On October 2, 2015, Maryland’s Court of Special Appeals decided State of Maryland v. Okafor, which deals with workers’ compensation coverage for a trooper who was driving to work in his personal vehicle. The Court of Special Appeals determined that TFC Okafor was entitled to workers’ compensation benefits arising from injuries he sustained in a motor vehicle accident. The Court of Special Appeals based its decision on an exception to the “going and coming rule.”
Going & Coming Rule Generally
Under the Maryland Workers’ Compensation Act, a workers’ compensation claim is only compensable for an accidental injury that arises out of and in the course of employment. An injury arises out of a claimant’s employment when it “results in some obligation, condition, or incident of employment,” meaning that there is a causal connection between the employment and the injury.[i] An injury occurs in the course of employment depending upon the “time, place, and circumstances of the accident in relation to the employment.”[ii] An injury, however, that is sustained when a claimant is commuting to and from work is not considered to have arose out of or in the course of employment. This is the “going and coming rule.”

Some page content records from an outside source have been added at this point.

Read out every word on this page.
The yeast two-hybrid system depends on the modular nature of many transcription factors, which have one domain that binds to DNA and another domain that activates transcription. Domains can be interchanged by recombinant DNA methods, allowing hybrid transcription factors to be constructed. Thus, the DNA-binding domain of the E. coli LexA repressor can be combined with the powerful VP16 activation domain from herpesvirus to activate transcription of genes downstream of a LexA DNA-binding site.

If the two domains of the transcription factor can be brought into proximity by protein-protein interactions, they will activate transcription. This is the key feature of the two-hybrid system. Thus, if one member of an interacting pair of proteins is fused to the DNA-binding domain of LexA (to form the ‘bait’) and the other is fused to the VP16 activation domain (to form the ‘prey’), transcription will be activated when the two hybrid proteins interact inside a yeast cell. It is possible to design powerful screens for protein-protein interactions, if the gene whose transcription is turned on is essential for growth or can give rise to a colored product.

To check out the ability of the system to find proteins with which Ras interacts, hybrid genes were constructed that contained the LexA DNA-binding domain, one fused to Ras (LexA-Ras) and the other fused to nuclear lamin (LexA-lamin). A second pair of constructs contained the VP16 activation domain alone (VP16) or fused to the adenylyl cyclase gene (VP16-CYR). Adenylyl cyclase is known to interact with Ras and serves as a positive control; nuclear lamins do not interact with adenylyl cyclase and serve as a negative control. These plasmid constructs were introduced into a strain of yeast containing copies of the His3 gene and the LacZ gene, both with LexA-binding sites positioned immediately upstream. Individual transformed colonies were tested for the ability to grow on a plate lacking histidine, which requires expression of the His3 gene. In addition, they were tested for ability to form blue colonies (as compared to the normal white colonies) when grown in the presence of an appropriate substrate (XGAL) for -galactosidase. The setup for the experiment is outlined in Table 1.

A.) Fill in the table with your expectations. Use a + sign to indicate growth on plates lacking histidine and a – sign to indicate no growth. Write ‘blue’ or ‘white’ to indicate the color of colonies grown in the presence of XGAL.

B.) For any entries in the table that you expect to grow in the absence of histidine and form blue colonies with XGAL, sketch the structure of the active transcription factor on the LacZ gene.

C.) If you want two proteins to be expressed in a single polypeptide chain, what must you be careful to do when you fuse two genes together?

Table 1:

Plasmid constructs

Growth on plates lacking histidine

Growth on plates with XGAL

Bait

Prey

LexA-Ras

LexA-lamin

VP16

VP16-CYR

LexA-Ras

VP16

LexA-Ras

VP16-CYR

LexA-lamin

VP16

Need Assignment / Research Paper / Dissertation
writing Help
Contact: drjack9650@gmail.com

A trooper in a patrol vehicle who is commuting to an assignment would not be subject to the going and coming rule. Also, the Court of Appeals has determined, however, that “injuries sustained by an off duty police officer driving an assigned patrol car on personal errand arise out of and in the course of employment when the primary purpose of the patrol car is to benefit the employer police department.”[iii]
Exceptions to the Going & Coming Rule
There have been several exceptions to the going and coming rule. State v. Okra dealt with two specific exceptions – free transportation and dual purpose doctrine.
The free transportation exception to the going and coming rule states that “where the workman is employed to work at a certain place, and as a part of his contract of employment there is an agreement that his employer shall furnish him free transportation to and from his work the period of service continues during the time of transportation, and if an injury occurs during the course of transportation it is held to have arisen out of and in the course of employment.”[iv] Thus, troopers who are in their agency issued vehicle are covered for injuries that occur during the commute to and from assignments, assuming that the claim is otherwise compensable.
The dual purpose doctrine deals with trips that serve both business and personal missions, and the mission for the employer is the major factor in the trip.[v] Thus, “an employee’s injuries arise out of and in the course of his employment when they are sustained while he is on a trip that has a work and personal purpose, so long as the work purpose is primary and the personal purpose is incidental.”[vi]
Court of Special Appeals Ruling
In Okafor, TFC Okafor’s agency assigned vehicle was being repaired, and no spare vehicles were available at the Barrack for his use. Therefore, he used his personal vehicle to drive to his assignment. TFC Okafor was in uniform during his commute to his assignment. While en route to the Barrack, TFC Okafor was involved in a motor vehicle accident that caused injury.
The Court of Special Appeals ruled that TFC Okafor was entitled to workers’ compensation benefits despite being in his personal vehicle. The Court of Special Appeals explained that the free transportation exception applied, while the dual purpose doctrine did not. With respect to the dual purpose doctrine, the Court of Special Appeals determined that this exception did not apply.[vii] Because the primary purpose of TFC Okafor’s trip was personal – driving from his home to work – and not for business, this exception would not make TFC Okafor’s trip compensable.
With respect to the free transportation exception, the Court of Special Appeals pointed out that the MSP followed a policy of assigned patrol vehicles to troopers for them to use at work and to drive to and from work. Additionally, the MSP pays for the patrol vehicles and the gas necessary to drive them. Therefore, the Court of Special Appeals determined that “when an employer has obligated itself to prove an employee free transportation to and from work the employee’s day starts when his commute to work starts (and end when his commute ends).”[viii] Thus, because the MSP has an agreement that includes free transportation to and from work, TFC Okafor’s work day began when his commute to work began.[ix]
Based on this case, the Court of Special Appeals has determined that an injury sustained by a trooper in a private car while driving to or from their home to work arises out of and in the course of the trooper’s employment with the MSP. While there are still many situations that may arise where this general ruling would not apply[x], the Court of Special Appeals has determined that troopers should be covered by workers’ compensation when driving to and from home and work, regardless of what vehicle they are driving.
[i] Livering v. Richardson’s Restaurant, 374 Md. 566, 574 (2003).
[ii] Id. at 577.
[iii] State v. Okafar at p. 7-8, citing Montgomery County v. Wade, 345 Md. 1, 14 (1997).
[iv] Id. at p. 9, citing Harrison v. Central Construction Co., 135 Md. 170, 177-78 (1919).
[v] Id. at 17.
[vii] Id. at 20.
[viii] Id. at 21
[x] For example, this does not answer the question as to whether a trooper who has his/her driving privileges suspended by the MSP would be covered under the free transportation exception.